Merz urges voters to judge government on record, not AfD branding
Merz told AfD voters to "look closely" as Saxony-Anhalt heads toward a September 6 election where the far right could win power for the first time.

Friedrich Merz used a summer press conference to make a direct appeal to voters drifting toward the far-right Alternative for Germany, telling them his government should be judged on what it has done, not on online noise or political branding.
Merz said he was speaking to AfD voters as well and urged them, "Look closely." The message was aimed squarely at eastern Germany, where the AfD has built durable support by turning dissatisfaction, migration fears and distrust of institutions into electoral strength. Saxony-Anhalt, where voters go to the polls on September 6, has become the sharpest test of whether a governing conservative party can blunt that appeal without helping normalize the far right’s agenda.

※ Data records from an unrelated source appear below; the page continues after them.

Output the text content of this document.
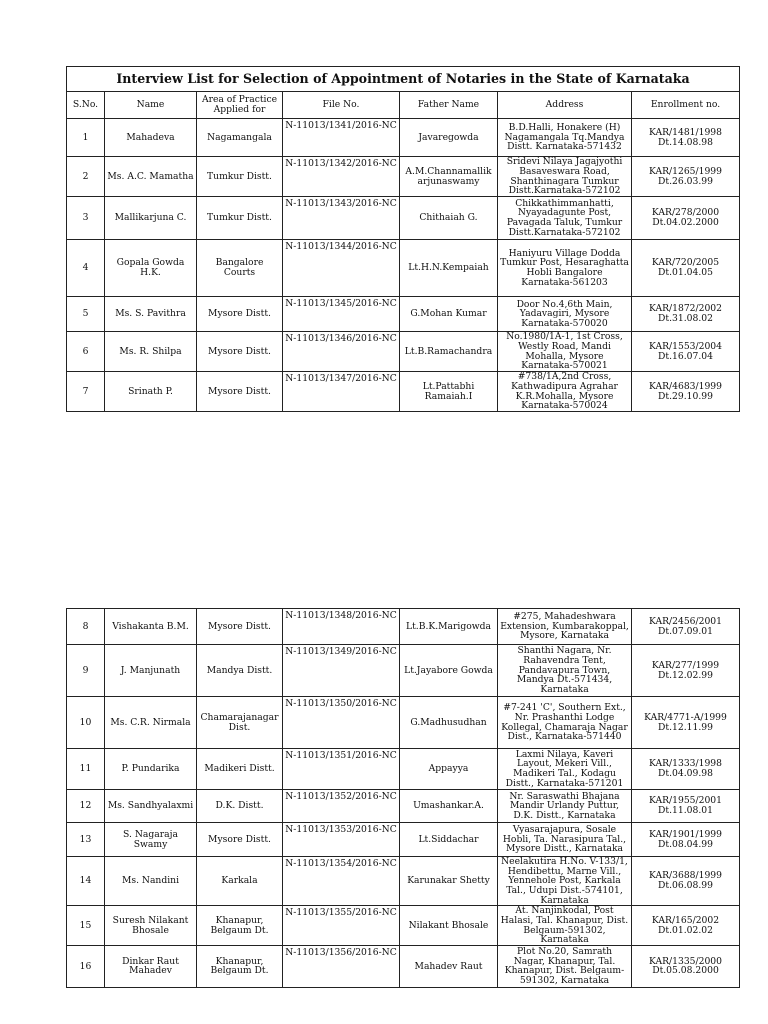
Interview List for Selection of Appointment of Notaries in the State of Karnataka						
S.No.	Name	Area of Practice Applied for	File No.	Father Name	Address	Enrollment no.
1	Mahadeva	Nagamangala	N-11013/1341/2016-NC	Javaregowda	B.D.Halli, Honakere (H) Nagamangala Tq.Mandya Distt. Karnataka-571432	KAR/1481/1998 Dt.14.08.98
2	Ms. A.C. Mamatha	Tumkur Distt.	N-11013/1342/2016-NC	A.M.Channamallik arjunaswamy	Sridevi Nilaya Jagajyothi Basaveswara Road, Shanthinagara Tumkur Distt.Karnataka-572102	KAR/1265/1999 Dt.26.03.99
3	Mallikarjuna C.	Tumkur Distt.	N-11013/1343/2016-NC	Chithaiah G.	Chikkathimmanhatti, Nyayadagunte Post, Pavagada Taluk, Tumkur Distt.Karnataka-572102	KAR/278/2000 Dt.04.02.2000
4	Gopala Gowda H.K.	Bangalore Courts	N-11013/1344/2016-NC	Lt.H.N.Kempaiah	Haniyuru Village Dodda Tumkur Post, Hesaraghatta Hobli Bangalore Karnataka-561203	KAR/720/2005 Dt.01.04.05
5	Ms. S. Pavithra	Mysore Distt.	N-11013/1345/2016-NC	G.Mohan Kumar	Door No.4,6th Main, Yadavagiri, Mysore Karnataka-570020	KAR/1872/2002 Dt.31.08.02
6	Ms. R. Shilpa	Mysore Distt.	N-11013/1346/2016-NC	Lt.B.Ramachandra	No.1980/1A-1, 1st Cross, Westly Road, Mandi Mohalla, Mysore Karnataka-570021	KAR/1553/2004 Dt.16.07.04
7	Srinath P.	Mysore Distt.	N-11013/1347/2016-NC	Lt.Pattabhi Ramaiah.I	#738/1A,2nd Cross, Kathwadipura Agrahar K.R.Mohalla, Mysore Karnataka-570024	KAR/4683/1999 Dt.29.10.99
8	Vishakanta B.M.	Mysore Distt.	N-11013/1348/2016-NC	Lt.B.K.Marigowda	#275, Mahadeshwara Extension, Kumbarakoppal, Mysore, Karnataka	KAR/2456/2001 Dt.07.09.01
9	J. Manjunath	Mandya Distt.	N-11013/1349/2016-NC	Lt.Jayabore Gowda	Shanthi Nagara, Nr. Rahavendra Tent, Pandavapura Town, Mandya Dt.-571434, Karnataka	KAR/277/1999 Dt.12.02.99
10	Ms. C.R. Nirmala	Chamarajanagar Dist.	N-11013/1350/2016-NC	G.Madhusudhan	#7-241 'C', Southern Ext., Nr. Prashanthi Lodge Kollegal, Chamaraja Nagar Dist., Karnataka-571440	KAR/4771-A/1999 Dt.12.11.99
11	P. Pundarika	Madikeri Distt.	N-11013/1351/2016-NC	Appayya	Laxmi Nilaya, Kaveri Layout, Mekeri Vill., Madikeri Tal., Kodagu Distt., Karnataka-571201	KAR/1333/1998 Dt.04.09.98
12	Ms. Sandhyalaxmi	D.K. Distt.	N-11013/1352/2016-NC	Umashankar.A.	Nr. Saraswathi Bhajana Mandir Urlandy Puttur, D.K. Distt., Karnataka	KAR/1955/2001 Dt.11.08.01
13	S. Nagaraja Swamy	Mysore Distt.	N-11013/1353/2016-NC	Lt.Siddachar	Vyasarajapura, Sosale Hobli, Ta. Narasipura Tal., Mysore Distt., Karnataka	KAR/1901/1999 Dt.08.04.99
14	Ms. Nandini	Karkala	N-11013/1354/2016-NC	Karunakar Shetty	Neelakutira H.No. V-133/1, Hendibettu, Marne Vill., Yennehole Post, Karkala Tal., Udupi Dist.-574101, Karnataka	KAR/3688/1999 Dt.06.08.99
15	Suresh Nilakant Bhosale	Khanapur, Belgaum Dt.	N-11013/1355/2016-NC	Nilakant Bhosale	At. Nanjinkodal, Post Halasi, Tal. Khanapur, Dist. Belgaum-591302, Karnataka	KAR/165/2002 Dt.01.02.02
16	Dinkar Raut Mahadev	Khanapur, Belgaum Dt.	N-11013/1356/2016-NC	Mahadev Raut	Plot No.20, Samrath Nagar, Khanapur, Tal. Khanapur, Dist. Belgaum-591302, Karnataka	KAR/1335/2000 Dt.05.08.2000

A poll released on May 7 put the AfD at 41 percent in Saxony-Anhalt, ahead of Merz’s Christian Democratic Union at 26 percent. It was the first time the party had crossed the 40 percent mark in a German state poll, a threshold that sharpened the prospect of the AfD leading a regional government for the first time. The Landtag of Saxony-Anhalt has 83 seats, and 42 are needed for a majority.
Merz paired his outreach with a hard line on coalition politics, ruling out any cooperation with the AfD and reinforcing Germany’s long-standing firewall against formal deals with the far right. That stance leaves him trying to win back skeptical voters on performance while denying the AfD the legitimacy that comes with power-sharing.
The timing matters as much as the message. Saxony-Anhalt’s parliament set the election date in May 2025, giving parties years to prepare for a vote that has now become a referendum on the federal government’s standing in the east. Merz said he wanted voters to look beyond social media and examine what his government was actually doing, a pitch designed to challenge the AfD’s online-driven style of opposition.
The stakes reach beyond one state. A strong AfD result would deepen pressure on Merz’s coalition, feed arguments that mainstream conservatives are losing ground in the east and strengthen a party that is already shaping Germany’s national debate. A reversal would suggest that a governing center-right party can still compete for disaffected voters without opening the door to the far right.